Born Aram Chekenian in Shabin Karahisar on March 22, 1900, he studied at the elementary school of his hometown. He would eventually become a survivor of the Armenian Genocide. In the summer of 1915, the Armenian population of Shabin Karahisar, some 5,000 people, rejected the order of deportation, set fire to their homes and fields, and climbed up the mountain that shadowed the town, where the remains of an old Roman fort served as their protection. They had taken food and animals with them. However, after a desperate resistance of almost a month, they were forced to surrender by famine. Only a handful survived, including Aram Haigaz, whose brothers, father and other relatives perished. He survived by converting to Islam and living as a Muslim, as many other young boys in those days, until he escaped to freedom. His memoir Four Years in the Mountains of Kurdistan (1972; translated into English by his daughter Iris Chekenian in 2015) described his life and servant, and how he grew from boyhood to youth among Kurdish tribesmen and chieftains.

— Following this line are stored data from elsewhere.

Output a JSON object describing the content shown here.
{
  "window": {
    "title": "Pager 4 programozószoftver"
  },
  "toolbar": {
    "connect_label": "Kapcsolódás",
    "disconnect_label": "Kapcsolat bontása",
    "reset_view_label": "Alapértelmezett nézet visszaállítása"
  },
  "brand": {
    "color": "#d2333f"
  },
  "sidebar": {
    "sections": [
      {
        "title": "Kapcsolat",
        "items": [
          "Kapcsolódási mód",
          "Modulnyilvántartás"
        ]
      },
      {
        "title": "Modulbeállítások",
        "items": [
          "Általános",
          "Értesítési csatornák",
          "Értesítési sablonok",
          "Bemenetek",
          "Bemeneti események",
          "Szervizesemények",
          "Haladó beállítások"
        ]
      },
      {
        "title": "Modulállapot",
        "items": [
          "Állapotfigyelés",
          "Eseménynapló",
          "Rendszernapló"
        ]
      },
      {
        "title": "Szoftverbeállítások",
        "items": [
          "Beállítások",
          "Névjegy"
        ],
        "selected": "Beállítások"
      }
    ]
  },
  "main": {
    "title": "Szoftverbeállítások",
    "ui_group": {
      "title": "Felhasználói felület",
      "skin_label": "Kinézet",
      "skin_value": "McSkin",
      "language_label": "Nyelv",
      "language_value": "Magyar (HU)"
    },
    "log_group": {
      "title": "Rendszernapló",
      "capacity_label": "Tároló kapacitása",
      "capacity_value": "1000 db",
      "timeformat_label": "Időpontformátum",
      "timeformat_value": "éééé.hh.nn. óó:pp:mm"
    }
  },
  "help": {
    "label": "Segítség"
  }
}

After the end of World War I, the young survivor escaped to Constantinople in 1919. He was reunited with an aunt and spent some time in an orphanage run by American missionaries. He later attended the Getronagan High School for a year and a half. His literary essays attracted the attention of his teacher, the famed writer and critic Hagop Oshagan. He sailed for the United States in 1921 and settled in New York. He worked as an apprentice photo-engraver at The Daily Mirror newspaper and studied English at night, voraciously reading world literature. He started contributing to Armenian publications in 1922 and took the pen name Aram Haigaz, after the name of one of his elder brothers who had died in 1915. He married and had two children.
He would publish ten books in his lifetime, as well as scores of essays and reviews for Armenian newspapers and magazines throughout the Diaspora. His first book, however, would be H. Baghdoyan’s English translation of his memoir on the resistance of Shabin Karahisar, The Fall of the Aerie (1935, reprinted in 2010). He would continue working on the history of the self-defense and collecting testimonies, which he condensed in a book, Shabin Karahisar and Its Heroic Struggle (1957).
Other than stories from the old country and his years of tribulations, from the very beginning he started writing humorous short stories and vignettes of contemporary life during his time in Constantinople and then in the United States. His natural, conversational style made him a sought-after author. He collected his stories in several volumes: The Call of the Race (vol. I, 1949; vol. II, 1954), Four Worlds (1962), Hotel (1967), Yearning (1971), Live, Children! (1973), and Happiness (1978).
Aram Haigaz received various literary awards, and his literary jubilee was marked in 1972 in the United States, Canada, and Lebanon. He lived in Rego Park (New York), and passed away in Manhattan on March 10, 1986, a few days before his eighty-sixth birthday, from complications of pneumonia. The Soviet regime did not allow the publication of his work in Armenia during his lifetime for political reasons. In the past decade, several books of stories and articles scattered in the press have been posthumously published in Yerevan, as well as an anthology of his short stories and a collection of letters.